Australia's High Court unanimously rules Block Earner's crypto yield product required a financial license

Source Cryptopolitan

Australia’s corporate regulator, the Australian Securities and Investments Commission (ASIC), tasted victory in its legal challenge of a now-discontinued Block Earner fixed-yield crypto product when the High Court submitted a 7-0 ruling in its favor today, June 17. 

The court’s unanimous decision means that Block Earner is now being considered for running a financial product under the Corporations Act without the appropriate Australian financial services license.

Today’s High Court ruling overturns an April 2025 Federal Court ruling that exonerated Block Earner. It also caps off a four-year legal battle that observers expect to set a precedent for digital asset products regulation in the country down under.

Why did the ASIC sue Block Earner? 

Block Earner, the trading name of Web3 Ventures Pty Ltd, first landed on the ASIC’s radar because of the Earner product it offered customers between March and November 2022. 

How it worked at the time was that Block Earner would generate income from customers’ Australian dollars (AUD) or crypto deposits by lending the crypto to third parties, paying out fixed-yield returns, according to court documents and ASIC’s media release.

By the time ASIC filed civil penalty proceedings in November 2022, Block Earner had actually stopped offering the product. Still, the regulator argued that customers were left exposed because the firm never had the Australian Financial Services Licence (AFSL) to offer that product. 

ASIC and Block Earner’s four years of legal drama 

The case has taken a winding path. A Federal Court judge initially agreed with ASIC in February 2024, finding Block Earner had breached licensing requirements. But in a separate decision four months later, the same court relieved the company of any penalty obligation.

Block Earner cross-appealed on the licensing question itself, and in April 2025, the Full Federal Court sided with the company, finding that Earner was not a financial product. That court placed heavy emphasis on the literal wording of Block Earner’s terms of use, which stated that loaned crypto would not be used to generate a benefit for users, according to an analysis by law firm K&L Gates.

ASIC then sought special leave to take the fight to Australia’s highest court. The High Court granted that request in September 2025, with hearings taking place in Canberra on 12 March 2026.

What did the High Court decide in ASIC vs. Block Earner case?

All seven justices found that Earner qualified as a facility through which investors made a financial investment. The court said it was enough that customer funds were used, or intended to be used, to produce returns for both the customer and the issuer. 

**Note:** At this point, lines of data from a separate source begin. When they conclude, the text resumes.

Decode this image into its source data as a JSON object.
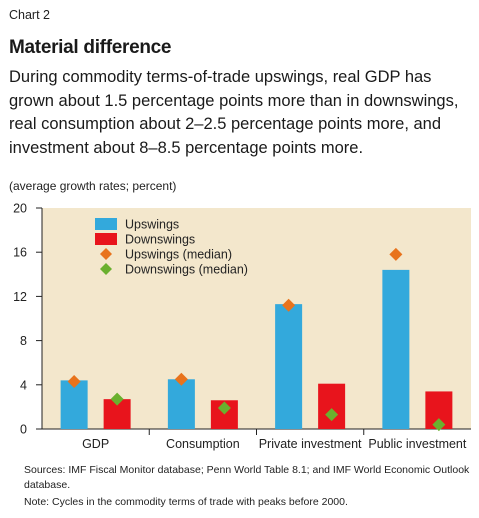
{
  "label": "Chart 2",
  "title": "Material difference",
  "subtitle": "During commodity terms-of-trade upswings, real GDP has grown about 1.5 percentage points more than in downswings, real consumption about 2–2.5 percentage points more, and investment about 8–8.5 percentage points more.",
  "unit_label": "(average growth rates; percent)",
  "sources": "Sources: IMF Fiscal Monitor database; Penn World Table 8.1; and IMF World Economic Outlook database.",
  "note": "Note: Cycles in the commodity terms of trade with peaks before 2000.",
  "colors": {
    "plot_bg": "#f3e7cc",
    "upswings": "#33a9dc",
    "downswings": "#e8141c",
    "upswings_median": "#e8731c",
    "downswings_median": "#6ab02e"
  },
  "chart_data": {
    "type": "bar",
    "categories": [
      "GDP",
      "Consumption",
      "Private investment",
      "Public investment"
    ],
    "series": [
      {
        "name": "Upswings",
        "kind": "bar",
        "values": [
          4.4,
          4.5,
          11.3,
          14.4
        ]
      },
      {
        "name": "Downswings",
        "kind": "bar",
        "values": [
          2.7,
          2.6,
          4.1,
          3.4
        ]
      },
      {
        "name": "Upswings (median)",
        "kind": "marker",
        "values": [
          4.3,
          4.5,
          11.2,
          15.8
        ]
      },
      {
        "name": "Downswings (median)",
        "kind": "marker",
        "values": [
          2.7,
          1.9,
          1.3,
          0.4
        ]
      }
    ],
    "yticks": [
      0,
      4,
      8,
      12,
      16,
      20
    ],
    "ylim": [
      0,
      20
    ],
    "grid": false,
    "legend_position": "top-left"
  }
}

Arguing otherwise “would ignore the commercial reality of any such financial investment,” according to the judgment.

The justices also accepted ASIC’s argument that Earner functioned as a derivative because customer payouts shifted based on crypto asset values and exchange rate movements, according to ASIC’s media release.

ASIC Chair Sarah Court said the ruling “clarifies when products that provide a return fall within the existing financial services regulatory regime.” She added that firms offering products involving returns or asset conversion “must carefully consider whether their offerings are financial products” and obtain proper licensing before distributing them.

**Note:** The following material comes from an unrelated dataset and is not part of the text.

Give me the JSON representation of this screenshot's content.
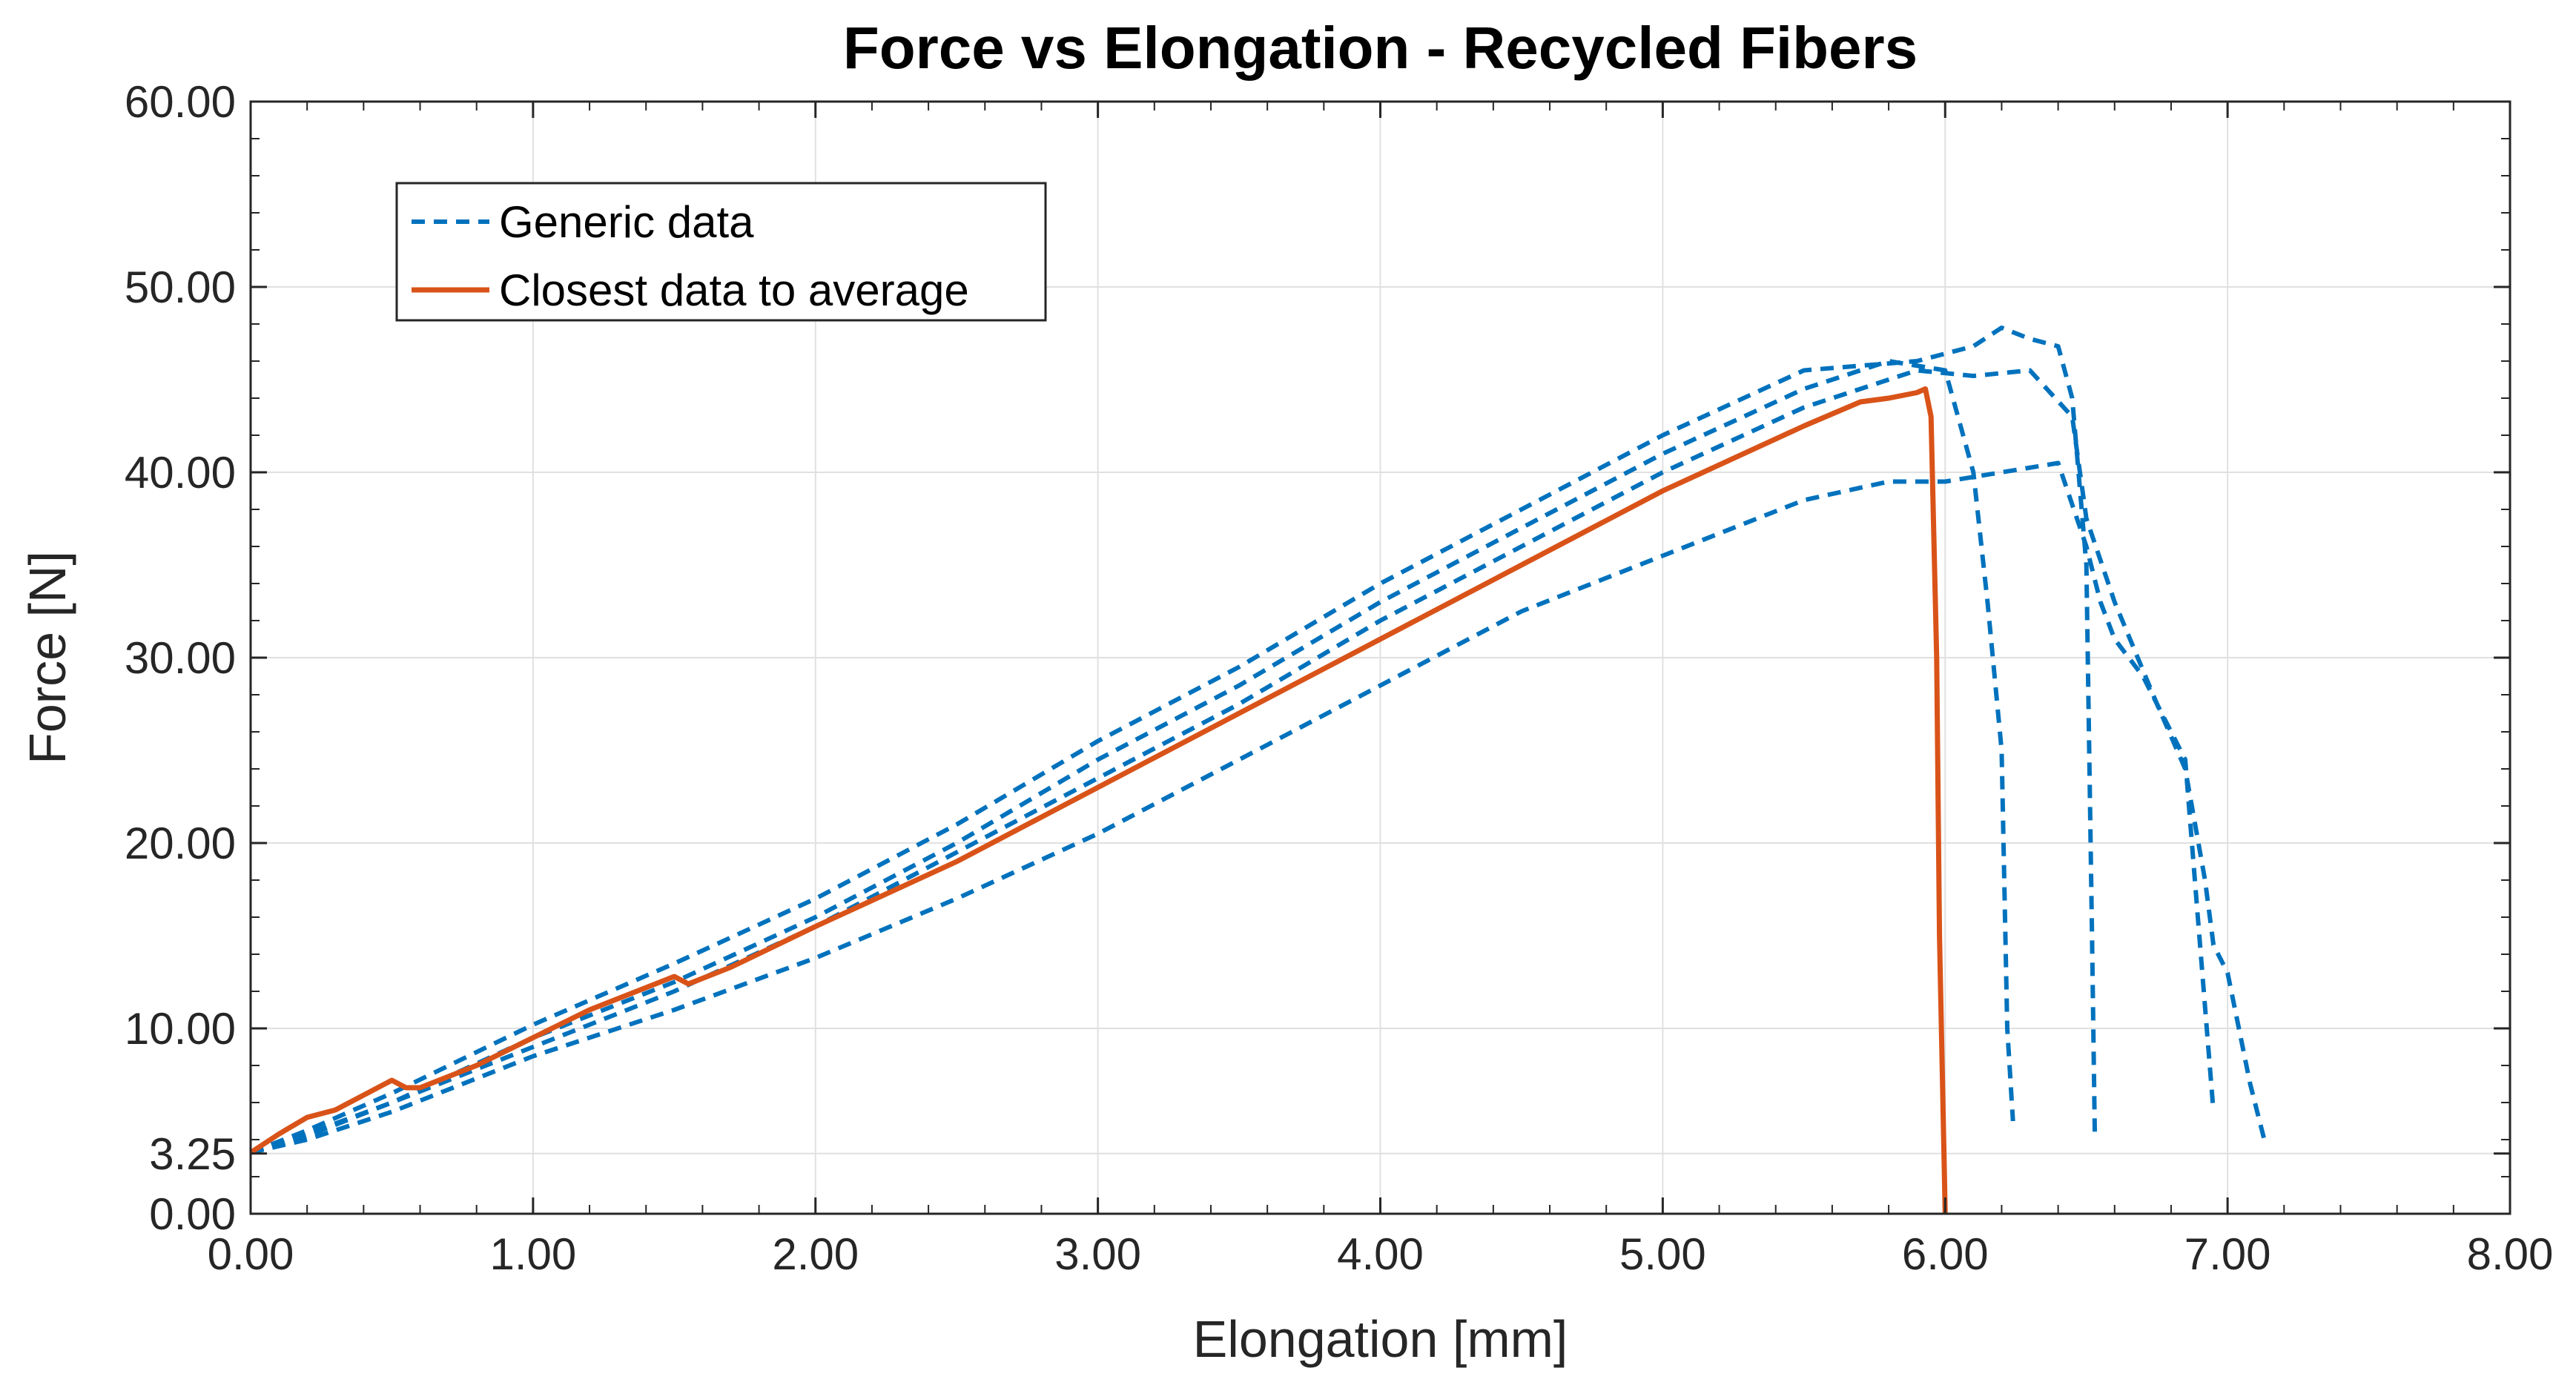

The High Court stressed that the Corporations Act’s definition of a financial product was written to be broad and technology-neutral, meaning it can capture novel product types without legislative amendments, according to the ASIC statement.

How is Block Earner reacting to the High Court ruling?

Block Earner CEO and co-founder Charlie Karaboga acknowledged the ruling but pushed back on the broader approach. He said legal clarity for digital assets “should come through proper legislative reform, not retrospective litigation.” 

Karaboga pointed out that the case involved a product the company voluntarily shut down in 2022 and that no finding of customer loss, dishonesty, or misconduct was made. 

He called it “unfortunate that such significant questions about the application of financial services law to digital assets have had to be tested through enforcement against a small, innovative Australian startup.” 

In an ironic twist, ASIC granted Block Earner an Australian Credit Licence in May 2026, weeks before the High Court decision came down. That license made it the first crypto platform in Australia authorized to offer regulated lending products under its own credit license.

What penalty will Block Eaner face now? 

The penalty question remains unresolved. A June 2024 Federal Court decision that relieved Block Earner of penalty liability is still under appeal by ASIC. That matter now returns to the Full Federal Court for determination.

Separately, Australia’s Parliament passed the Corporations Amendment (Digital Assets Framework) Act in April 2026, establishing new rules for asset platforms and tokenized custody platforms.